Michelle Martin

It’s a mystery

Wednesday, July 23, 2025

It’s often been said that detective novels and other mystery books are the most moral form of fiction: a crime happens, the detective (amateur or professional) does his or her thing, the miscreant is caught and presumably punished and the fictional world of the book goes on its merry way, with everything back in balance.

That, at least, was the formula for the mystery writers of the Golden Age, the interwar period when Agatha Christie first sharpened her pen. Joined by others such as Dorothy Sayers, Ngaio Marsh and Margery Allingham, they created a form with rules of fair play, including that the murderer must be introduced early in the story, that all important clues must be shared with the reader as soon the detective discovers them and that supernatural explanations or previously unknown devices or poisons are out.

It’s worth noting that obscure but known poisons are allowed; Agatha Christie worked in a hospital pharmacy during World War I and frequently used her knowledge of pharmacology.

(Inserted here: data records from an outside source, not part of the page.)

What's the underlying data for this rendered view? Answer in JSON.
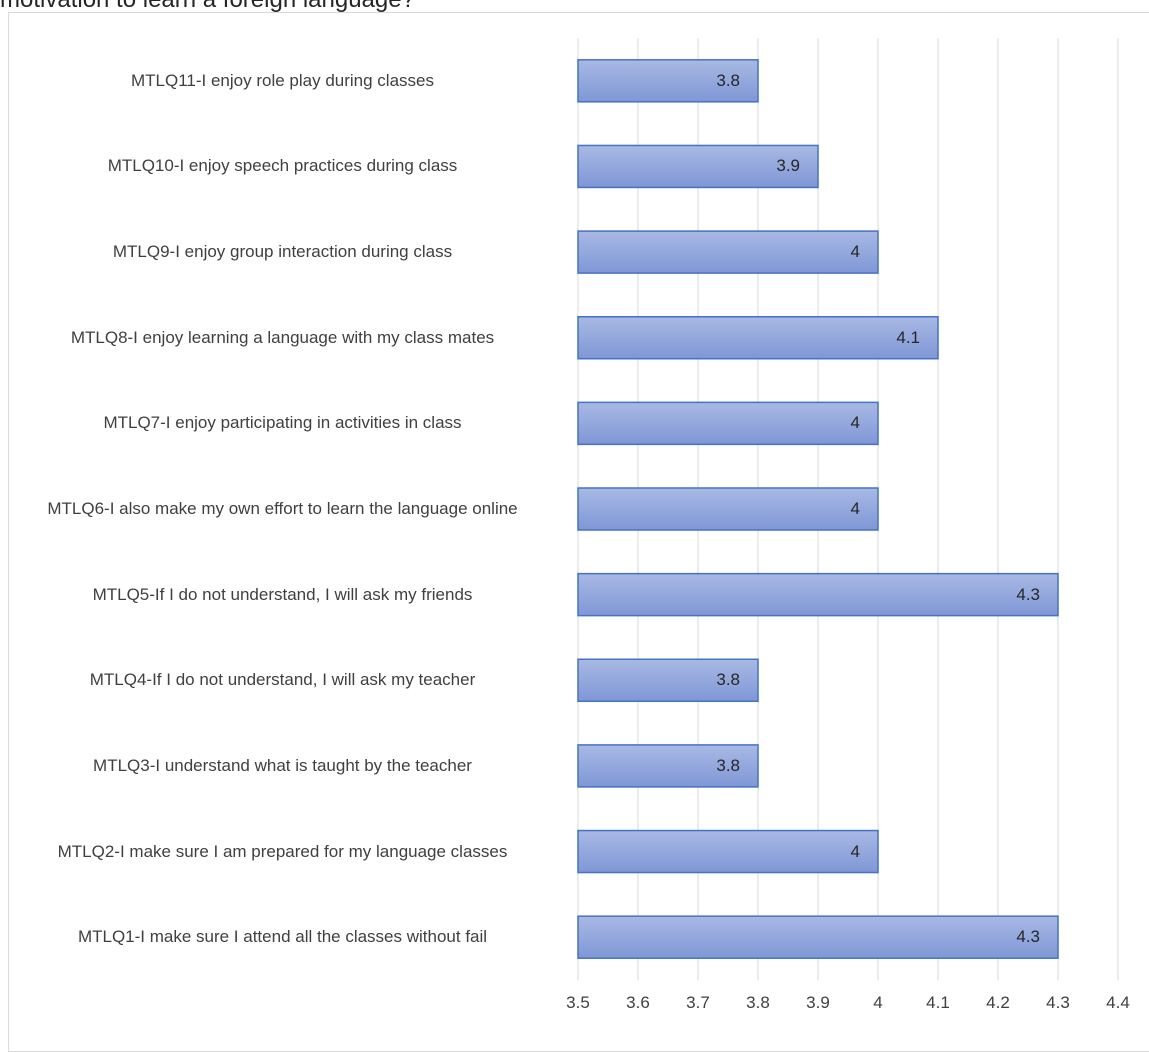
{
  "title": "motivation to learn a foreign language?",
  "chart_data": {
    "type": "bar",
    "orientation": "horizontal",
    "categories": [
      "MTLQ11-I enjoy role play during classes",
      "MTLQ10-I enjoy speech practices during class",
      "MTLQ9-I enjoy group interaction during class",
      "MTLQ8-I enjoy learning a language with my class mates",
      "MTLQ7-I enjoy participating in activities  in class",
      "MTLQ6-I also make my own effort to learn the language online",
      "MTLQ5-If I do not understand, I will ask my friends",
      "MTLQ4-If I do not understand, I will ask my teacher",
      "MTLQ3-I understand what is taught by the teacher",
      "MTLQ2-I make sure I am prepared for my language classes",
      "MTLQ1-I make sure I attend all the classes without fail"
    ],
    "values": [
      3.8,
      3.9,
      4,
      4.1,
      4,
      4,
      4.3,
      3.8,
      3.8,
      4,
      4.3
    ],
    "data_labels": [
      "3.8",
      "3.9",
      "4",
      "4.1",
      "4",
      "4",
      "4.3",
      "3.8",
      "3.8",
      "4",
      "4.3"
    ],
    "xlim": [
      3.5,
      4.4
    ],
    "ticks": [
      "3.5",
      "3.6",
      "3.7",
      "3.8",
      "3.9",
      "4",
      "4.1",
      "4.2",
      "4.3",
      "4.4"
    ],
    "grid": true,
    "bar_color_top": "#a9b9e4",
    "bar_color_bottom": "#7f97d6",
    "bar_border": "#4472c4",
    "grid_color": "#d9d9d9"
  }
}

In any case, given the rules and conventions of fair play, readers can often spot the culprit relatively early in the book. Still, I love Golden Age mysteries. I read my favorites over and over again, knowing full well whodunit before I even pick them up. I’m not reading them to be caught up in the mystery; I’m reading to escape into the ordered world of Hercule Poirot and Miss Jane Marple, or to hear in my mind Lord Peter Wimsey piffle on, one more time. Their gift to me is not suspense, but familiarity.

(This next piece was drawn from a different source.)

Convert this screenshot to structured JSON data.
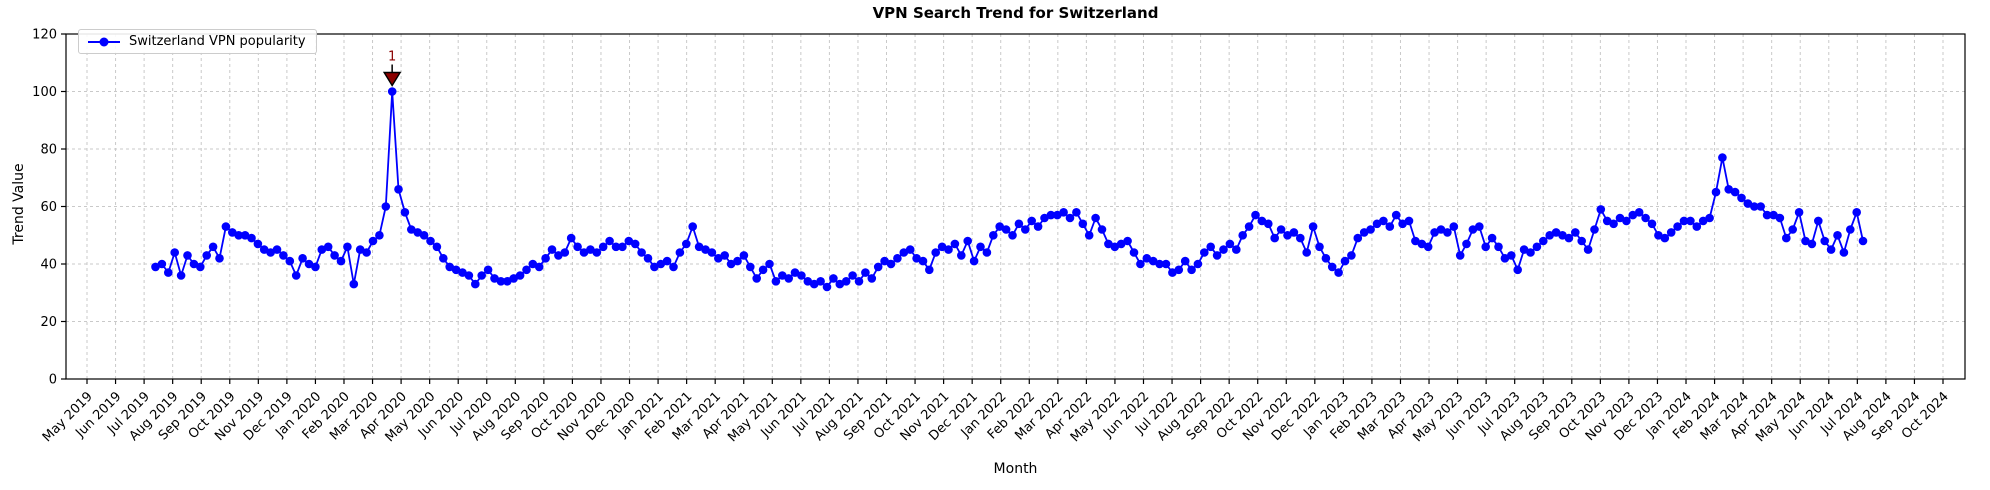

That same kind of familiarity is one of the gifts of the rosary, with its cycle of 20 mysteries repeated in a predictable pattern. If it’s Tuesday, it’s the sorrowful mysteries; if it’s Thursday, it’s the luminous mysteries.

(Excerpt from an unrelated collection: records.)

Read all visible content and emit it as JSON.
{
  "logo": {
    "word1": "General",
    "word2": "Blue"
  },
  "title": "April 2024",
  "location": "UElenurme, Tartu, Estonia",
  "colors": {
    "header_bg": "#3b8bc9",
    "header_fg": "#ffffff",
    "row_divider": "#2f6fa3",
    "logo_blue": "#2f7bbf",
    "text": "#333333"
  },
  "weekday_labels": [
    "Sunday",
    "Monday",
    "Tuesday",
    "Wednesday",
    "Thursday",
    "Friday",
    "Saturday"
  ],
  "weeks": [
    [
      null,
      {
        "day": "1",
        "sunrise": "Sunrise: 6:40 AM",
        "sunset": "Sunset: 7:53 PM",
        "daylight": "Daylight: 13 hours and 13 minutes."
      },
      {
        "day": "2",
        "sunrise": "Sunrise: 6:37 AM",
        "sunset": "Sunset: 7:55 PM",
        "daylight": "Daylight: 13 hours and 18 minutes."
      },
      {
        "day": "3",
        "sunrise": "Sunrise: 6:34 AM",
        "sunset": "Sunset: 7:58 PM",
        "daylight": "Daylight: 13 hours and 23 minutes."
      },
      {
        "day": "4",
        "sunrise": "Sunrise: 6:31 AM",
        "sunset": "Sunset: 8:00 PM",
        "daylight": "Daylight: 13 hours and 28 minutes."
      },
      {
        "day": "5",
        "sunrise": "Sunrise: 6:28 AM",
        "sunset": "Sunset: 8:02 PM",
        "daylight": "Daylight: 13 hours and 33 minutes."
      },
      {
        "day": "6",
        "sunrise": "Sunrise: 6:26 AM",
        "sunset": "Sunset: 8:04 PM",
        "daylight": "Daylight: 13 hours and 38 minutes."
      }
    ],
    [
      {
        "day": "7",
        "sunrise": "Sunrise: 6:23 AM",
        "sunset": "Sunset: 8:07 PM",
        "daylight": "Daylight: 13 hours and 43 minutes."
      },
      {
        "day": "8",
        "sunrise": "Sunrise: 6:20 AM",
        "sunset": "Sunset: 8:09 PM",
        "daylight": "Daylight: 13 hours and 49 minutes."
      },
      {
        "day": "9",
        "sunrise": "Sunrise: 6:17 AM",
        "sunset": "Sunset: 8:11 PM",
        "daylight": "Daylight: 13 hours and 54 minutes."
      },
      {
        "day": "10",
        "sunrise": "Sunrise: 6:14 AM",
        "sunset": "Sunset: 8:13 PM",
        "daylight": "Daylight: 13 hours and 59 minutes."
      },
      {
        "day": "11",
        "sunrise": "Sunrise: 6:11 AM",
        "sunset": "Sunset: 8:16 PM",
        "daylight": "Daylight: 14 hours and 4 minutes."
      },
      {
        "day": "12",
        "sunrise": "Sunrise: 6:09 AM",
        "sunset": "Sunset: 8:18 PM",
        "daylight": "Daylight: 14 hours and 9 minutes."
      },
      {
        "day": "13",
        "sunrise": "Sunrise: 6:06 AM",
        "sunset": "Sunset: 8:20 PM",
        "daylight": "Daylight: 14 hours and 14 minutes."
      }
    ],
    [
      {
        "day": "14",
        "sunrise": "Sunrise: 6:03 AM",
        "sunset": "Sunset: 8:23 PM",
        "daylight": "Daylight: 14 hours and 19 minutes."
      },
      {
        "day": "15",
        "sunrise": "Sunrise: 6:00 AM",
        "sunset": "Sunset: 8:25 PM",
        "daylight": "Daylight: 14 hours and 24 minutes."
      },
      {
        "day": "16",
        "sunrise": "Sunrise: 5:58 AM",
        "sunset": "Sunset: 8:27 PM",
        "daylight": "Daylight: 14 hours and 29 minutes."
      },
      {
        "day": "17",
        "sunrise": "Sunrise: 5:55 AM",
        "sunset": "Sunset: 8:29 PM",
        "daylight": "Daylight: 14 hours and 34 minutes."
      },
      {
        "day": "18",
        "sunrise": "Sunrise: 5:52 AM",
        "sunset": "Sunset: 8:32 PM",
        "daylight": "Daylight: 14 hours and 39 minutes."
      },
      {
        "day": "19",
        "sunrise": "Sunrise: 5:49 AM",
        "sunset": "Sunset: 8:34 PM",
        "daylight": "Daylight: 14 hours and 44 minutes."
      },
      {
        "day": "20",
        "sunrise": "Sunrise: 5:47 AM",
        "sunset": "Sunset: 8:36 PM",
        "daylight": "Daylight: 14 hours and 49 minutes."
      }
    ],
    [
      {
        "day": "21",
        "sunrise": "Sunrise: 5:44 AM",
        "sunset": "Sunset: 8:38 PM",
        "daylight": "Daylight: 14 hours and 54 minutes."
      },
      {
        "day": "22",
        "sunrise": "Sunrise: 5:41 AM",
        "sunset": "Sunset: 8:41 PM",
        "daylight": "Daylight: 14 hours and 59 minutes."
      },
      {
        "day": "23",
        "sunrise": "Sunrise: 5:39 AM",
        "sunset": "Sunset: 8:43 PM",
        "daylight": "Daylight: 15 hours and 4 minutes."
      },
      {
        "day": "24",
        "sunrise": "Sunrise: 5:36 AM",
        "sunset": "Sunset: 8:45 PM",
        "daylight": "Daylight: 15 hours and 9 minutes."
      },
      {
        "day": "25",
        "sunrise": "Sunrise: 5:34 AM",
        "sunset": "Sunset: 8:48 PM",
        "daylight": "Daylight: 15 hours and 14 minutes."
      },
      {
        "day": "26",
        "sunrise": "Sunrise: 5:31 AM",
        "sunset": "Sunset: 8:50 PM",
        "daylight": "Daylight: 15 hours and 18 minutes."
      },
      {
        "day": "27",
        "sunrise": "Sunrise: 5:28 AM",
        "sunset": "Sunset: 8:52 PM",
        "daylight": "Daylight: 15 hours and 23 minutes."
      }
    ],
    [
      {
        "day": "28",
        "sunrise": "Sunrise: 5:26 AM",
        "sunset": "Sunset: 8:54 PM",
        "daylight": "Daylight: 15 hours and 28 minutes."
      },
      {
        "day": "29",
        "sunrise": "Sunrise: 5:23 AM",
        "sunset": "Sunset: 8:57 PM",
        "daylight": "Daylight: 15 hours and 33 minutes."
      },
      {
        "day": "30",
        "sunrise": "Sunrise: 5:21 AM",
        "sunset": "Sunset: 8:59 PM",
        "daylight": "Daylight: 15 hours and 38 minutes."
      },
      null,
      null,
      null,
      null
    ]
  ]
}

The luminous mysteries, instituted in 2002 by St. John Paul II, recount events during Jesus’ public ministry, and are among my favorites.

“Mystery,” of course, means something is unknown or even unknowable. How can God become human and live as a child in a human family (the joyful mysteries), or sacrifice himself for us in order to save us for eternal life (the sorrowful mysteries)? As some of my religion teachers would say, it’s a mystery.

But spending time in repetitive, contemplative prayer, thinking about those mysteries? I don’t think it’s hard to see why that can offer an oasis of calm, an easing of anxiety, in the midst of days that are busy and a world that seems to grow more unpredictable each day.

Prayer is how we communicate with God, and it rightfully takes many forms, from silent, centering prayer to the prayer of a job well done.

But it can also be the comfort of prayers that are familiar, that offer a sense of ease and predictability — much like my summer reading does.